Giovanni Antunez, a professor and physician, and
Icephine Johnson, a nurse practitioner, took part in the discussions
at the UNIITE event on Oct. 16 at Whitney Senior Center.
For two hours on Oct. 16, there was a little event at the Whitney Senior Center to tickle the curiosity or tease the brains of the St. Cloud community.
Photos submitted by Malcolm Nazareth, UNIITE
Jesus Lopez, a family practice physician, and Susan Saetre,
a chiropractor took part in an event called “The New Medicine”
on Oct. 16 at Whitney Senior Center.
Is the health care system in the United States undergoing transformation? Does the health care industry lean perhaps a little too heavily on a “Western” or “bio-medical” paradigm which is not much more than 150 years old? Are people voting with our feet in favor of more integrated health care delivery, which makes ample room for non-Western forms of health care chosen by patients themselves?
These were some issues which were discussed during the teaser on “The New Medicine.” There were 19 people who viewed 60 minutes of a PBS documentary of the same title.
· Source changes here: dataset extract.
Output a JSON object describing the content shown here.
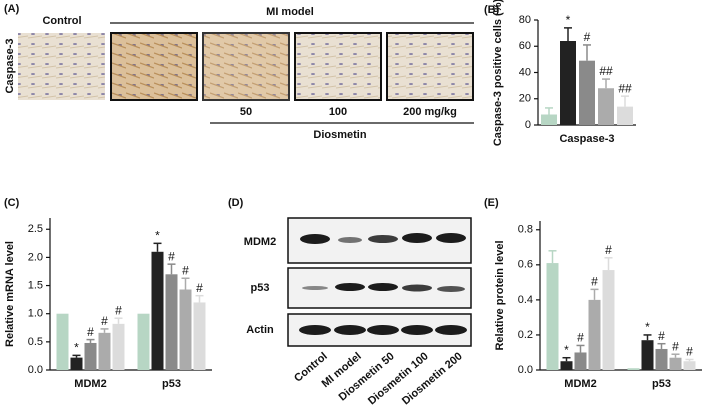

One of these 19 attendees was Mary T. Howard, a psychologist at VA Medical Center in St. Cloud. She chaired a 60-minute panel discussion on issues raised in the movie. In the televised panel, top leaders in the field of integrative and complementary medicine participated in a lively discussion in early spring 2006, at the Center for Spirituality and Healing at the University of Minnesota.
Avant garde hospitals and clinics across the nation are taking determined steps toward a new approach to health and healing. Impelled by a growing body of scientific evidence, even conservative medical institutions and health sciences schools have begun to promote a more holistic form of medicine.
The teaser was organized by UNIITE, which recently inaugurated a Health Care and World Religions series at Hoppe Auditorium in St. Cloud Hospital. The series runs from September 2006 through March 2007 and consists of three phases. For more information, go to http://www.uniite.org/HCWR_phaseA.html.
There have been three cultural competency training sessions focusing on the health care needs of Lao Buddhists, South Asian Hindus, and Latino/a Christians, respectively. In November, the series will focus on “Somali Muslims and Health Care” and “Hmong and Health Care”. There is a $35 registration fee for these sessions.
From 9 a.m.-5 p.m. Nov. 11, there is a free “Cultural Healing Festival” at Whitney Senior Center. For more information, go to www.uniite.org/culturalhealing.html.
It was in view of this festival that UNIITE organized the teaser event of Oct. 16. There was animated discussion that lasted well beyond 9:15 p.m. as attendees found it important to continue speaking and listening to each other informally.
The panelists, who shared stimulating reflections, were David Mumm, a dentist; Susan Saetre, a chiropractor; Jesus Lopez, a family practice physician; Giovanni Antunez, a professor and physician; Icephine Johnson, a nurse practitioner; and Peggy LaDue, a counselor and administrator at Central Minnesota Sexual Assault Center.
The teaser and series were supported with a grant to UNIITE from Blue Cross and Blue Shield of Minnesota Foundation.